The 2023 law threatened fines, loss of operating licenses, and criminal penalties against any venues that expose any 'child' to 'lewd' performances, even if the child has parental consent. Hamburger Mary's argued it had to engage in self-censorship and consequently was losing business despite 15 years of trouble-free performances.
Judge Gerald Bard Tjoflat issued a lengthy dissenting opinion.
'In litigation generally, and in constitutional litigation most prominently, courts in the United States characteristically pause to ask: Is this conflict really necessary?' he wrote.

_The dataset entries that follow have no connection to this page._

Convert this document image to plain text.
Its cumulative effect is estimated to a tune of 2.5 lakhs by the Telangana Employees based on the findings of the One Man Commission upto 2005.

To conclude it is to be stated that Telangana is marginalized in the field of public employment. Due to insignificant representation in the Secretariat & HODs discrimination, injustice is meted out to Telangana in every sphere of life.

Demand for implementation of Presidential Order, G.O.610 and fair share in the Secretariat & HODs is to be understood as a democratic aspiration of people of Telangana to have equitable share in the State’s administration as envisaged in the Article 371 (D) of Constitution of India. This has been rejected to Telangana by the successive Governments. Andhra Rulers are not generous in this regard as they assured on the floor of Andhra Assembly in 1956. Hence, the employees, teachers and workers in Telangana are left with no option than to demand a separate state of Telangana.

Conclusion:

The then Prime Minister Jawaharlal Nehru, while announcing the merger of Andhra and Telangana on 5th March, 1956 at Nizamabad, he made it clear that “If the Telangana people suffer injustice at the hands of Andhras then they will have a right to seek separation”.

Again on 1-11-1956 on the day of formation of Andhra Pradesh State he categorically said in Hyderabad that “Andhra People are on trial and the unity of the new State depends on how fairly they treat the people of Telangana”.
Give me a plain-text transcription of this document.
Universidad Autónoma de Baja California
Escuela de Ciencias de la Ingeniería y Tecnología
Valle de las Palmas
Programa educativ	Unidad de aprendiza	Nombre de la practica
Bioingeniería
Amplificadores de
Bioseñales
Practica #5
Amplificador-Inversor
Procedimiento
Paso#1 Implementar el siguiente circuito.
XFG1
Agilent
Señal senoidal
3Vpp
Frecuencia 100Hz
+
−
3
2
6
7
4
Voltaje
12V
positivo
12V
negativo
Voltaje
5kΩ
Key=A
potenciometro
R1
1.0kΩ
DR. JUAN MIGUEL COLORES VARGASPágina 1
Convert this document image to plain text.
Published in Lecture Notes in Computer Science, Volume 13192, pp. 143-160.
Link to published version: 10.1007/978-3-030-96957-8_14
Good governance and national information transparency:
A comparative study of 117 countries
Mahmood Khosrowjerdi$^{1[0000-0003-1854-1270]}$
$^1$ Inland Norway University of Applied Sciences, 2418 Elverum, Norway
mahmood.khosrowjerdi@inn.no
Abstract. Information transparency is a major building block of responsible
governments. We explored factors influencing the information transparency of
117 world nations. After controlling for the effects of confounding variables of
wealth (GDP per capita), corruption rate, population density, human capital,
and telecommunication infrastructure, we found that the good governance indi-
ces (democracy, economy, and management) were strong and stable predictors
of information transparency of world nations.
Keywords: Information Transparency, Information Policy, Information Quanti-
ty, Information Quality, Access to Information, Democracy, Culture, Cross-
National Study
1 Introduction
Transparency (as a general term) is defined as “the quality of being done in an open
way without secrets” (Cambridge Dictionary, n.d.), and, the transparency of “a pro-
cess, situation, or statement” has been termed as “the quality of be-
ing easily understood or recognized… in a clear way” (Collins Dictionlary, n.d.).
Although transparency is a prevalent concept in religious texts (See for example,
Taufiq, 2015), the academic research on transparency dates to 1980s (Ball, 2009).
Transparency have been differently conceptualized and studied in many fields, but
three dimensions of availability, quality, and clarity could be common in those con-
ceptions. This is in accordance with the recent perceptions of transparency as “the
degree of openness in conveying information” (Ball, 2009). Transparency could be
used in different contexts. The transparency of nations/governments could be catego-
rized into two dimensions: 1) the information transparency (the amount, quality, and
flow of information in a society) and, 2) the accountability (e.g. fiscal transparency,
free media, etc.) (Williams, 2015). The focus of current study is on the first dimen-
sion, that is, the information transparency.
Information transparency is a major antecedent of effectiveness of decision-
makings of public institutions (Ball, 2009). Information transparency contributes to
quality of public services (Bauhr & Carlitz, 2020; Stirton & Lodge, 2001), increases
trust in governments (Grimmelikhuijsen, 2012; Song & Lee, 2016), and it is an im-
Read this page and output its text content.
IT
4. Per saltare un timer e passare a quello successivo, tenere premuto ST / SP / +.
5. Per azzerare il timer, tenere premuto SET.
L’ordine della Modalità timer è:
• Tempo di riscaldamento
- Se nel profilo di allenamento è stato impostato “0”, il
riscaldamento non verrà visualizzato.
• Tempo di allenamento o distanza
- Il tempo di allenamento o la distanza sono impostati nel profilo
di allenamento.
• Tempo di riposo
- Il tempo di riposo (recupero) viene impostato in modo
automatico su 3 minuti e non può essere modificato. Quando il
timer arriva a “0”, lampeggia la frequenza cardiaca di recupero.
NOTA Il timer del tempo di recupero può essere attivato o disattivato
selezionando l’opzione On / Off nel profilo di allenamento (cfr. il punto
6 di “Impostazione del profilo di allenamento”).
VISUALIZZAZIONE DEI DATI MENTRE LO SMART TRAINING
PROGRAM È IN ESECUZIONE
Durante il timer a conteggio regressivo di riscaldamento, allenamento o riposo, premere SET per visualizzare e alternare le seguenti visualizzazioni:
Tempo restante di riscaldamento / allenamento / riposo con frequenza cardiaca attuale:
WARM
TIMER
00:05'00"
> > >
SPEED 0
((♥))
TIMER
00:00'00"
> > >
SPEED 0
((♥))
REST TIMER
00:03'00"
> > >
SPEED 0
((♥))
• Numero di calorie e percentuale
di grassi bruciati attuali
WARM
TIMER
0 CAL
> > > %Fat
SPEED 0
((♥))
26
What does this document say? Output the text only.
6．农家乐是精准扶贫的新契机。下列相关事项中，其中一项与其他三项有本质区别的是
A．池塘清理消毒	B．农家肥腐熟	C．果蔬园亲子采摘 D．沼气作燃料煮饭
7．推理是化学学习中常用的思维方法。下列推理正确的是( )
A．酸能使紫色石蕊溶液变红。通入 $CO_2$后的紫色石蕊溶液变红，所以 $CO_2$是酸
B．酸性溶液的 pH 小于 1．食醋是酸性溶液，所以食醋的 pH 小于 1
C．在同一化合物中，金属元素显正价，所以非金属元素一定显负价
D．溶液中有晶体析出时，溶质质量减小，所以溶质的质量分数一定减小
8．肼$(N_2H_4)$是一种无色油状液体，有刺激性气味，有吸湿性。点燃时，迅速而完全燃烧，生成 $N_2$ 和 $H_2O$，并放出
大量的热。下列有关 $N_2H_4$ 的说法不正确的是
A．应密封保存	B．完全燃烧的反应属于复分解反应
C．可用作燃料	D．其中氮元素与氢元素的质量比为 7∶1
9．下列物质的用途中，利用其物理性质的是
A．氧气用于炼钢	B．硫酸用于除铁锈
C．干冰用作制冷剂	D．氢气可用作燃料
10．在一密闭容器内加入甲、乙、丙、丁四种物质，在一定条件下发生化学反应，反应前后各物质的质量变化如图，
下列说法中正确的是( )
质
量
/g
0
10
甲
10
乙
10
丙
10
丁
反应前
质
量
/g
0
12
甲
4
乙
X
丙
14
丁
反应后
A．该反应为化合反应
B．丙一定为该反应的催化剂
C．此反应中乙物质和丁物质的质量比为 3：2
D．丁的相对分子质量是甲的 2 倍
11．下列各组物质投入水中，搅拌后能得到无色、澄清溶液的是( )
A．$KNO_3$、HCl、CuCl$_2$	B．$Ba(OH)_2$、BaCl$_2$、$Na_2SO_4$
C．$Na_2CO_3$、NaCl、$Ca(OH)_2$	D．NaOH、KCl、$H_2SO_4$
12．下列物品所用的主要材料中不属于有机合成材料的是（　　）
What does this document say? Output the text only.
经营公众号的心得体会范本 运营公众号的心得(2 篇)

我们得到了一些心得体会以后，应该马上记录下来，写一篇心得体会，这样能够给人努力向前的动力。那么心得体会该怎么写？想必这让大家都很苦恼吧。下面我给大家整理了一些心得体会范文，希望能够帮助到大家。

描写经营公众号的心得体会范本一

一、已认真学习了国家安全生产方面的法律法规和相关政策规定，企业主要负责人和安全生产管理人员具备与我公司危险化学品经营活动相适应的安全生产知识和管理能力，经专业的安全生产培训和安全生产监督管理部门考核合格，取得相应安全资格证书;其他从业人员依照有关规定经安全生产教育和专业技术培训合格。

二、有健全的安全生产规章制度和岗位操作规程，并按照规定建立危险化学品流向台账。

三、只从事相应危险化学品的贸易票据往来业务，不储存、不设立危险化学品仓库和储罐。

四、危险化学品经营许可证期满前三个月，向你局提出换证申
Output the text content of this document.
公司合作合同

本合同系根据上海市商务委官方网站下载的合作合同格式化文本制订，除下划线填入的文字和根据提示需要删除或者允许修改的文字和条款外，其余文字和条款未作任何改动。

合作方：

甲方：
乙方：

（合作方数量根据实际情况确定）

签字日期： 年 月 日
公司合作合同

'Here, the Majority fails to ask this question and, by skipping it, puts the First Amendment on a collision course with core principles of federalism and judicial restraint. Because this conflict was entirely avoidable, I respectfully dissent.'
Tjoflat took aim at the appellate court for its earlier ruling, in October 2023, upholding what he described as a 'sweeping injunction' that prevented 'yet another run-of-the-mill obscenity statute' from taking effect.
'On appeal of the injunction, we had two good options: we could apply ordinary tools of statutory construction to read the statute narrowly and avoid unnecessary constitutional conflict, or we could certify the unsettled state-law questions to the Florida Supreme Court, allowing the state's highest court to speak first,' he wrote.
' … Instead, the Majority chooses a third, unwarranted path: it reads the statute in the broadest possible way, maximizes constitutional conflict, and strikes the law down wholesale.'
The state asked the Supreme Court to lift the injunction while it appealed the underlying merits of Hamburger Mary's challenge. In a November 2023 6-3 ruling the Supreme Court refused, with justices Clarence Thomas, Samuel Alito, and Neil Gorsuch dissenting.